Alexander Solzhenitsyn is said to have written in his Nobel speech, “One word of truth will outweigh the world.” It’s the reason the Soviets exterminated millions of enemies. It’s the reason Pol Pot exterminated the educated class. Truth can be suppressed, but it will make its way to the fore. So while some folks may see little harm in symbolism or even in relativism because of its seemingly positive message against authoritarianism and fundamentalism, I see it as precisely the opposite. And while the hardcore supporters of relativism have to conjure up elaborate stories of exploitation of the working classes and the like to make their points, and they get vast head nods of approval when doing it, folks like me point to the hundreds of millions of people whose blood was gruesomely spilled throughout the ages in the name of these harmless sounding ideals, and are roundly ignored when doing it as either being dramatic, disingenuous, misleading, and more. It’s all because the truth is not really what is in question here. Ask a hard question – see if the response is, “well, that’s YOUR opinion.” Ask a hard question, and see if the response is, “where do you invest your money?” Ask a hard question, and see if the response is, “well, who else do you hang around with.” You’ll surely get them from folks who not only are not honestly seeking truth, but who roundly reject the possibility that any real truth exists.
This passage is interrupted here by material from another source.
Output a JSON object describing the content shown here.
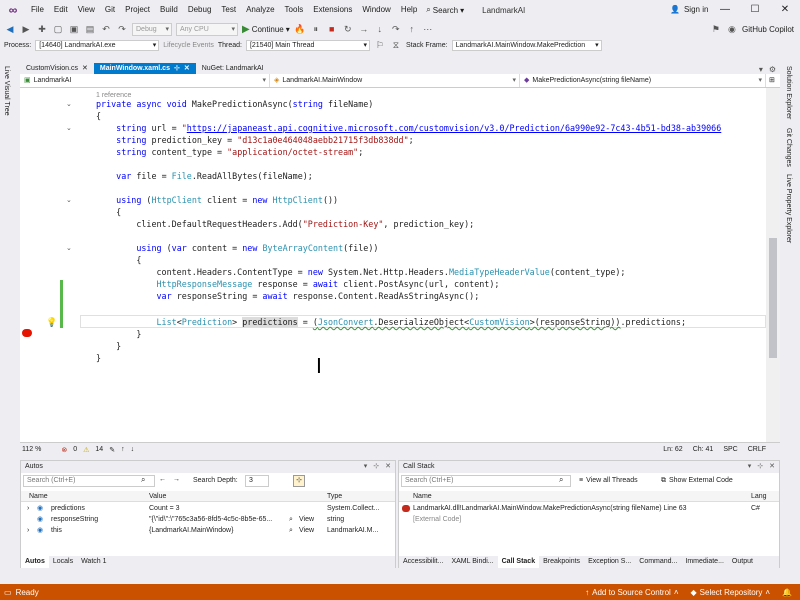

And to be honest, if it were only tiring having to deal with this charade that would be no big deal. It certainly IS tiring having to discuss whether minimum wages are a good way to help the poor who simply as a core belief believe that property ought not exist and that entrepreneurs are villains. And it is tiring having to see the elaborate dancing people do to cover up what they really want to be arguing about. What is the point of me presenting study after study after study after study and theory after theory after theory that affirms the truth that scarcity exists and is unrelenting when there is no such truth that could ever be relied upon to settle a discussion. If it were only tiring that would be OK. But I must say that there are times that I worry about far more serious consequences than that – and it is in that context that the “leave me alone” response from me comes. Many who criticize me for just wanting to be “left alone” do it because it just sounds crass. Rather it is a far more deeply held conviction, and when I invoke it I do it for my own personal safety. And so I see the invocation of symbols right in line with this tradition. Sadly, some folks view those of us who use “truth” as a “defense” as the same as some sword wielding zealot. But go back and read the bible about what Jesus said about sinners (I am myself a fallen Catholic, but am drawn deeply to many messages). The Bible condemns the Pharisees who had good moral rules but had no love for those who struggled with them. To wield truth like a sword leads to the kind of Pharisaic moralism that virtue cherishing truth seekers rightly denounce.

So the folks who love symbols only wish to talk about civility and sitting together in the world’s big giant hot tub. The folks who entirely are on the other side only wish to talk about rules and authoritarianism. But it is the truth and real truth seekers who are neither. They live lives in concert with the soft-values that are essential for self-fulfillment and also for life among others on earth to be tolerable. But at the same time, they do not sacrifice truth in the name of these values, nor do they use truth to strike down those values in others.

One Response to “Symbolism Revisited”

  1. Harry says:

    What a great piece, WC. I will reread it to divine the fine points, but you are right about the perniciousness of relativism. In case you think you were alone at Amherst, relativism was raging when I went to college in the ’60’s, when we were taught by the apostles of Sarte and when Noam Chomsky and Peter Singer were the Next Big Thing.

    Relativism, I think, is essential to modern tyranny, providing an amoral foundation to replace the Pharoah and the King. It also animates those who think the world would be better off without humans. That argument is easier to defend when there are no values.